But the forest fires in British Columbia as well as the tariff on lumber exports to the U.S. are being cited as factors in significant price increases on the Island this summer for plywood.
“It was a very bad situation in a very busy year,” said Giles Gallant, building supply manager for Home Hardware in North Rustico.
“All these factors made a big difference. Something that no one expected to see – an increase like this.”
Gallant said that the price of lumber is up by 25 per cent for spruce used for house framing, and 40 to 60 per cent for plywood. Gallant noted that the B.C. mills are major producers of plywood in Canada.
At the North Rustico store, a four-by-eight-foot, half-inch thick sheet of spruce plywood increased from $18.50 in February to $31.50. By comparison, on Wednesday the Kent Building Supplies in Charlottetown was selling the same type of board for $38.52 and Home Depot for $37.98.
Todd MacEwen, executive director of the Canadian Home Builders' Association of P.E.I., said that the B.C. fires and, in some cases, tariffs have reduced supply in Canada while the demand for lumber and plywood, especially on P.E.I., has remained strong due to housing construction.
“That just sort of filters down through the whole country. Most of what we get in Atlantic Canada comes from Ontario and Quebec. But demand in those markets would be greater than Atlantic Canada, so they’re meeting their own demand first. And again, it comes down to a supply and demand situation,” he said.
MacEwen said the market should eventually correct itself, but prices could still continue to climb over the next year or so.
Fred Bergman, senior policy analyst with the Atlantic Provinces Economic Council, agreed that the B.C. fires played a role in reducing the supply of lumber and plywood by closing mills and affecting shipping. Another factor affecting prices is that the mills were still paying fixed costs while shut down and losing revenue, he said.
With respect to tariffs, Bergman explained that even though Canadian companies don’t directly pay the tariff (or duty) on lumber exported to the U.S. (a maximum of 30.88 per cent of combined anti-dumping and countervailing duties), the tariff cost is still built into the price for Canadian consumers.
“The market is effectively priced into the duty,” he said.
Warren Doiron, president of New Homes Plus, buys lumber from the North Rustico store. His prices are adjusted every three or four months to account for costs. The last price adjustment was on May 1.

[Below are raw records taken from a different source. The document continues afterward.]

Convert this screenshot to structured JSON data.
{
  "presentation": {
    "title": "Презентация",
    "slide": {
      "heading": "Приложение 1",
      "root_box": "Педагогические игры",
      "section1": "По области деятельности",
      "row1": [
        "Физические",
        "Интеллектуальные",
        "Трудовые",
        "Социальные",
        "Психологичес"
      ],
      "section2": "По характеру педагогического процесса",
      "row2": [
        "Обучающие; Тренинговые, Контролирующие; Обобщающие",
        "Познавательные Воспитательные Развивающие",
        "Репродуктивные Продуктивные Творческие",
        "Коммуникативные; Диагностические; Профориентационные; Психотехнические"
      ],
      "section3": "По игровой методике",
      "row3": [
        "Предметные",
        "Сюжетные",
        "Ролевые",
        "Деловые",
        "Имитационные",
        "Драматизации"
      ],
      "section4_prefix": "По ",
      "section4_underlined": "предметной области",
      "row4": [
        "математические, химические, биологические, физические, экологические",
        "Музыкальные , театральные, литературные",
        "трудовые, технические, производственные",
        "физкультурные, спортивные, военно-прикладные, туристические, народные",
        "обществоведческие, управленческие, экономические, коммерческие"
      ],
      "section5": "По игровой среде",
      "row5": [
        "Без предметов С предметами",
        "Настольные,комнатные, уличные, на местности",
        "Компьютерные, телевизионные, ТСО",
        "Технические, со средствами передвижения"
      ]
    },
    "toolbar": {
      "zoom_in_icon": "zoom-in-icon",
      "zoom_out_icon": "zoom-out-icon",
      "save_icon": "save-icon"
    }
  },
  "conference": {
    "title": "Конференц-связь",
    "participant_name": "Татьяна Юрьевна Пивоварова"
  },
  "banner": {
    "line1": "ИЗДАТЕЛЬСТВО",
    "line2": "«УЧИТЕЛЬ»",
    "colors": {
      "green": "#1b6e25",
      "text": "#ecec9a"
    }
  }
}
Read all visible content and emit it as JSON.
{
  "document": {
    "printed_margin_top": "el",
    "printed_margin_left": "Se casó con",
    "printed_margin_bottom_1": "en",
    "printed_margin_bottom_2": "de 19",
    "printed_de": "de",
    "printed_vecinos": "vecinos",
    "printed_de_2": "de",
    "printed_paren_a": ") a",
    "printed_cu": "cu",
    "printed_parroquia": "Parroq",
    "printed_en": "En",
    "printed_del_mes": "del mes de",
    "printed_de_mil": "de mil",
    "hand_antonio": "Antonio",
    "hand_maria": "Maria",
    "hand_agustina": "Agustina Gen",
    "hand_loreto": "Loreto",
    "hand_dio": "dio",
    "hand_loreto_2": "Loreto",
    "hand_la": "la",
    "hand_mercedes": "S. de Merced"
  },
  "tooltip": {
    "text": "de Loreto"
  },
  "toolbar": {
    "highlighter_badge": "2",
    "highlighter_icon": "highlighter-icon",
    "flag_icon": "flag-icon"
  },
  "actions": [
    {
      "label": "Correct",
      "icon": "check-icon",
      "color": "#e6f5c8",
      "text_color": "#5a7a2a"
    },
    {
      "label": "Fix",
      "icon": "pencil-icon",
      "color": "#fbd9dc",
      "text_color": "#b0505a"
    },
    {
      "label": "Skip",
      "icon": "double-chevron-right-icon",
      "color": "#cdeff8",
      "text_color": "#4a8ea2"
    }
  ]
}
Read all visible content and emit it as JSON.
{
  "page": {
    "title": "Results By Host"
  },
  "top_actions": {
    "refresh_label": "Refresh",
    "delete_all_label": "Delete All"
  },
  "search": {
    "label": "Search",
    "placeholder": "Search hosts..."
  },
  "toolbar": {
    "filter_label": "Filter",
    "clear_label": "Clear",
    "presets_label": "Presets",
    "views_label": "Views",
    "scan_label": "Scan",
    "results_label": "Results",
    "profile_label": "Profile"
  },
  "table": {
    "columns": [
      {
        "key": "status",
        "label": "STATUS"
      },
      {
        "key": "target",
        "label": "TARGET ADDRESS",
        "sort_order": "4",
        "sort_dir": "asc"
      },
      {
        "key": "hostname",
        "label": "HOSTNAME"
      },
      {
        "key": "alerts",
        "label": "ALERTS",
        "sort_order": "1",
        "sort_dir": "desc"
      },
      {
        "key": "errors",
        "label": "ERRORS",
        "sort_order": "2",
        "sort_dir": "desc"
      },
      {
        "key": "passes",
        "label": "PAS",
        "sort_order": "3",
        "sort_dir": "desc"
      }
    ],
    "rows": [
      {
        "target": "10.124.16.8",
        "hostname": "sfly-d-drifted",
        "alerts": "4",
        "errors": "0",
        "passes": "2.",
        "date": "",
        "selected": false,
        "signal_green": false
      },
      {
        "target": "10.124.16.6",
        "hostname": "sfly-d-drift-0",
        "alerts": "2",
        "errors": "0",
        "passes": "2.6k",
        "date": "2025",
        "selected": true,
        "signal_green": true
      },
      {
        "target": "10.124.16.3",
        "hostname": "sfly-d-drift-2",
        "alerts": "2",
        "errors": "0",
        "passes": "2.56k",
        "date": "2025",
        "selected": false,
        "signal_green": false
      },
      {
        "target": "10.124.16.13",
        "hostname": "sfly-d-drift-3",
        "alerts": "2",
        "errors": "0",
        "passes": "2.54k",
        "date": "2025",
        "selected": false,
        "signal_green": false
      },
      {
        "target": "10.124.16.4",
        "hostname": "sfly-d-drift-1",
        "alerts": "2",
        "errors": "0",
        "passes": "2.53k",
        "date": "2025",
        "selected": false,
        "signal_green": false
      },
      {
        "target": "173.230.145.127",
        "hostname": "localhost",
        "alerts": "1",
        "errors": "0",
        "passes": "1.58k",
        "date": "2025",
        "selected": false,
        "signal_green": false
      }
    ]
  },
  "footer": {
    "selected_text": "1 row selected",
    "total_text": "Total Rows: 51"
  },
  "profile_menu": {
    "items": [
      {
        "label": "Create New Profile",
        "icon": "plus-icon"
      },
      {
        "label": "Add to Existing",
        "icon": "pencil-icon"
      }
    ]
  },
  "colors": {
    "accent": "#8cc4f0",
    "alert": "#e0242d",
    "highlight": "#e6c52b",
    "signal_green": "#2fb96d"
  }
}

Extra costs associated with the price increases of lumber and plywood are being passed onto homeowners.
“We will be putting the price up again in September if the commodity doesn’t come down,” he said.
Despite the increase in the cost of plywood and lumber, MacEwen noted that homeowners of bigger, more expensive homes, are absorbing most of the costs.
“If somebody is putting down half a million for a home and they’re told that initial estimates compared to a final bill is more because of (plywood) and lumber increases, it’s not so much of a factor. But, in terms of middle-class builds, that certainly would start to play when the primary product sees an increase in price.”